Our coding could be more specific to differentiate among the primary illness and its comorbidities in patient narratives, which may be pertinent to all codes included in this study. Similarly, our coding could expand into a temporal dimension, indicating whether the patient is expressing, e.g., dissatisfaction about current or past health-related events, or indicating that they tried an “ineffective cure” before they were properly diagnosed or subsequent to that. Finally, our models only contain the etiological and push/pull factors that we coded for; there may be other constellations of such factors that are not included in the networks.
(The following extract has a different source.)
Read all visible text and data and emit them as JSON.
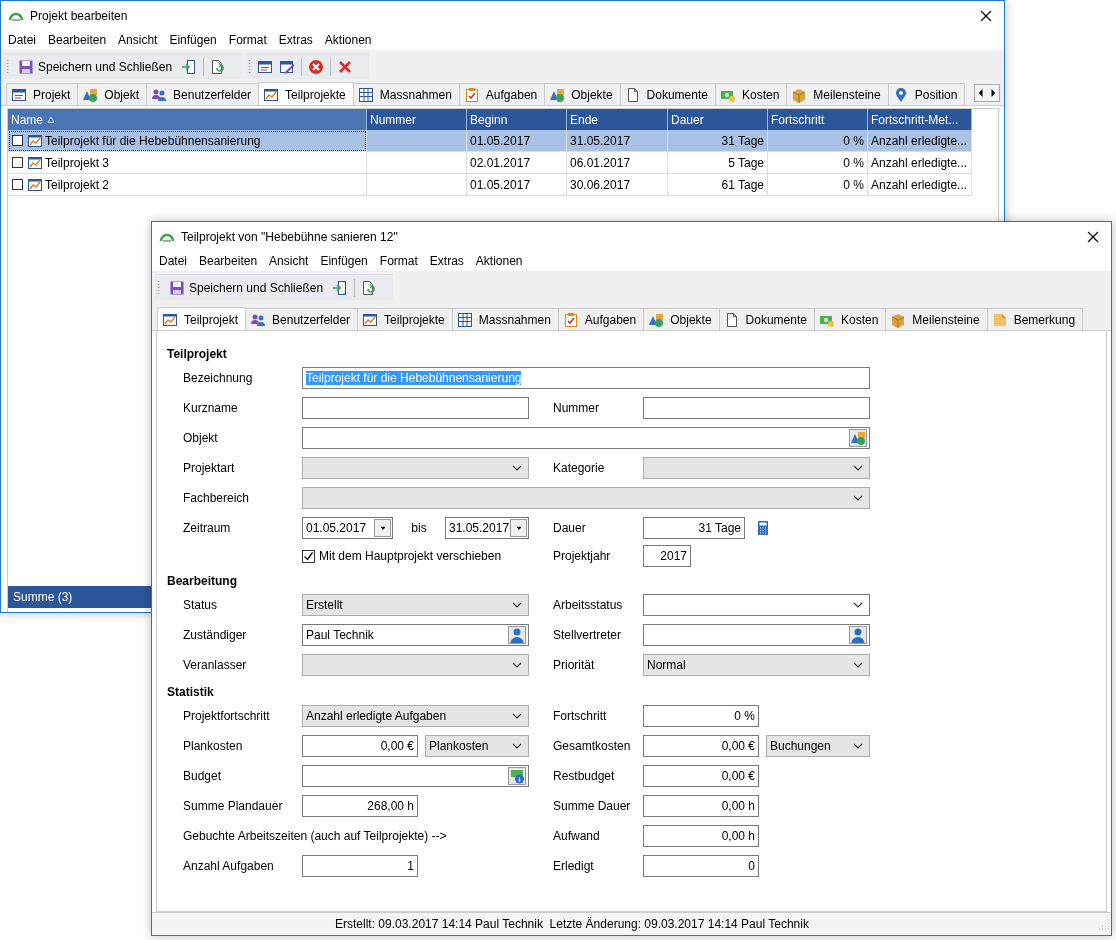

The main strength of our analytical approach is that, by generating network models of code co-occurrences, we were able to move beyond reporting relative code frequencies and scrutinizing codes in isolation. Through an analytical process that unified qualitative and quantitative approaches, we could visually inspect network models and compare those to a hermeneutic interpretation of the coded texts. We were able to formulate statements about users of biomedicine and users of CAM in our sample, but we could also explore networks and narratives in various subgroups based on illness. This process enabled us to model the complexity of narratives and gain a more in-depth understanding of therapy choice. Furthermore, because our entire analytical process was performed in a transparent and machine-readable manner, it increased confirmability and enabled more scrutiny and reflection.

Because this was an exploratory analysis, however, we did not report statistical comparisons between the groups in the network models; that is, we did not conduct null hypothesis significance tests. Because the effects of lay etiology, push factors, and pull factors were explored using different codes, and thus the models have different parameters, it also is difficult to compare those models to one another. Comparison of models with different parameters is often done by using ENA scores as predictors in regression equations (see, e.g., Swiecki et al. 2019), and in future work, we will investigate how best to conduct such a comparison.